Bus tickets – if you’re a tourist it can be hell finding a place to get some. If you don’t, you might be fined by inspectors who love the 40 and 492 routes in town. It’s a 50 euros on the spot fine or about 110 euros if you have no cash. You’ll have to take the bill you are given to any post office and pay up there, but of course you won’t care about that when you’re back home. You can buy bus / metro tickets in the Italian equivalent of a newsagent, just look for ‘tabacchi’ on any street. Some bars sell bus / metro tickets too.

Bag sellers, umbrella sellers, picture sellers with nowhere to sleep at night unless you buy one occupy at least 10% of all available legroom on all buses in Rome 24/7. Call it free temporary storage. When buses in Rome get busy, Italians get stressed and begin to lose control, at which point we advise you to get off and hail a taxi.
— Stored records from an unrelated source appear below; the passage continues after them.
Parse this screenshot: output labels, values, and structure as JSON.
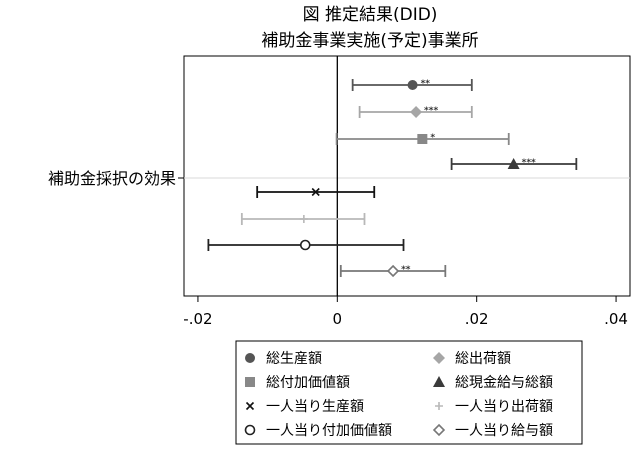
{
  "chart_data": {
    "type": "scatter",
    "subtype": "coefficient-plot",
    "title": "図 推定結果(DID)",
    "subtitle": "補助金事業実施(予定)事業所",
    "ylabel": "補助金採択の効果",
    "xlabel": "",
    "xlim": [
      -0.022,
      0.042
    ],
    "x_ticks": [
      -0.02,
      0,
      0.02,
      0.04
    ],
    "x_tick_labels": [
      "-.02",
      "0",
      ".02",
      ".04"
    ],
    "reference_line_x": 0,
    "grid": false,
    "legend_position": "bottom",
    "series": [
      {
        "name": "総生産額",
        "marker": "circle-filled",
        "color": "#555555",
        "estimate": 0.0108,
        "ci": [
          0.0022,
          0.0193
        ],
        "stars": "**"
      },
      {
        "name": "総出荷額",
        "marker": "diamond-filled",
        "color": "#a6a6a6",
        "estimate": 0.0113,
        "ci": [
          0.0032,
          0.0193
        ],
        "stars": "***"
      },
      {
        "name": "総付加価値額",
        "marker": "square-filled",
        "color": "#888888",
        "estimate": 0.0122,
        "ci": [
          -0.0001,
          0.0246
        ],
        "stars": "*"
      },
      {
        "name": "総現金給与総額",
        "marker": "triangle-filled",
        "color": "#3a3a3a",
        "estimate": 0.0253,
        "ci": [
          0.0164,
          0.0343
        ],
        "stars": "***"
      },
      {
        "name": "一人当り生産額",
        "marker": "x",
        "color": "#111111",
        "estimate": -0.0031,
        "ci": [
          -0.0115,
          0.0053
        ],
        "stars": ""
      },
      {
        "name": "一人当り出荷額",
        "marker": "plus",
        "color": "#b8b8b8",
        "estimate": -0.0048,
        "ci": [
          -0.0137,
          0.0039
        ],
        "stars": ""
      },
      {
        "name": "一人当り付加価値額",
        "marker": "circle-open",
        "color": "#222222",
        "estimate": -0.0046,
        "ci": [
          -0.0185,
          0.0095
        ],
        "stars": ""
      },
      {
        "name": "一人当り給与額",
        "marker": "diamond-open",
        "color": "#777777",
        "estimate": 0.008,
        "ci": [
          0.0005,
          0.0155
        ],
        "stars": "**"
      }
    ]
  }
}
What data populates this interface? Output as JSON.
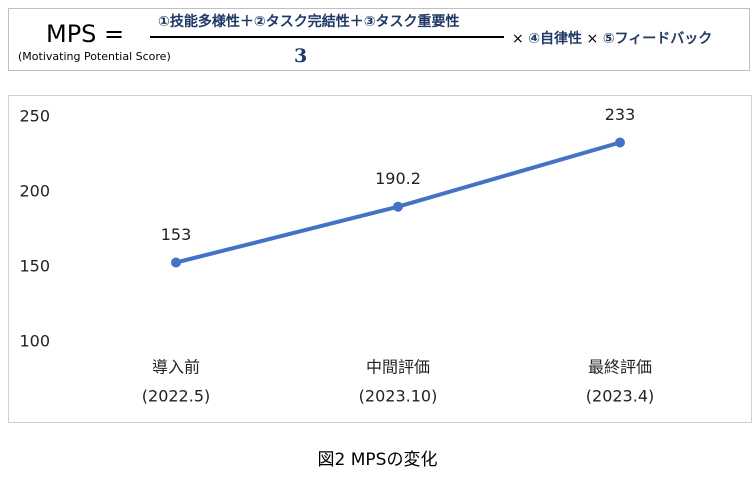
{
  "formula": {
    "lhs": "MPS =",
    "lhs_note": "(Motivating Potential Score)",
    "numerator": "①技能多様性＋②タスク完結性＋③タスク重要性",
    "denominator": "3",
    "times": "×",
    "factors": [
      "④自律性",
      "⑤フィードバック"
    ]
  },
  "chart_data": {
    "type": "line",
    "categories": [
      [
        "導入前",
        "(2022.5)"
      ],
      [
        "中間評価",
        "(2023.10)"
      ],
      [
        "最終評価",
        "(2023.4)"
      ]
    ],
    "series": [
      {
        "name": "MPS",
        "color": "#4472c4",
        "values": [
          153,
          190.2,
          233
        ]
      }
    ],
    "ylim": [
      100,
      250
    ],
    "yticks": [
      100,
      150,
      200,
      250
    ],
    "grid": false
  },
  "caption": "図2  MPSの変化"
}
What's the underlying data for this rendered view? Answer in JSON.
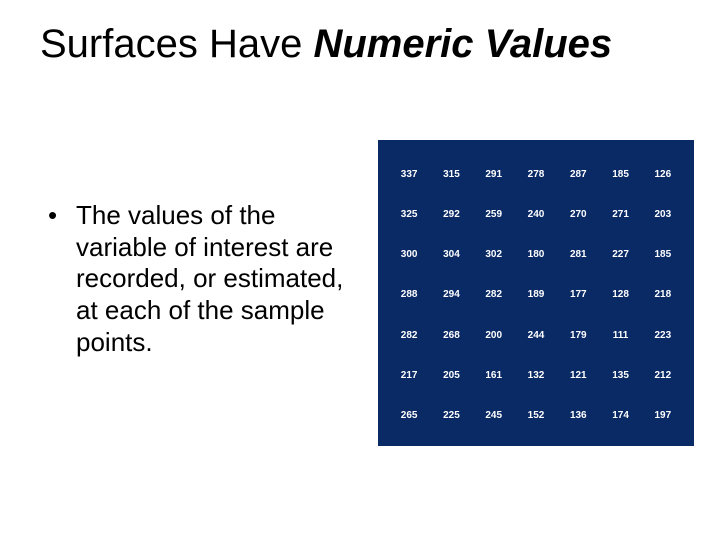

Metro is better. It’s quicker and it’s cleaner, but with a downside. Gypsies move through each carriage destroying traditional songs from back home and expecting to be paid for it by parading their most vulnerable looking child while the music plays. It’s an uncomfortable experience for the rest of us to say the least.

An Italian student, Vanessa Russo, was stabbed through the eye with an umbrella at Termini station a few years ago by teenage Romanian prostitute Doina Matei. Vanessa allegedly annoyed her killer (and friend) during an altercation getting on / off the train and as a result, died in agony a few hours later in Policlinico hospital nearby. Rare incidents of random acts of violence aside, the metro is pretty safe.

Football supporters will occupy Linea A for an hour or so after either Roma or Lazio have played at home, but they’re usually on the right side of rowdy, and, being Italian, prone to bursting into song. Just keep an eye on your jacket pockets and bag. It is said that 500 pickpockets work Rome’s metro system every day.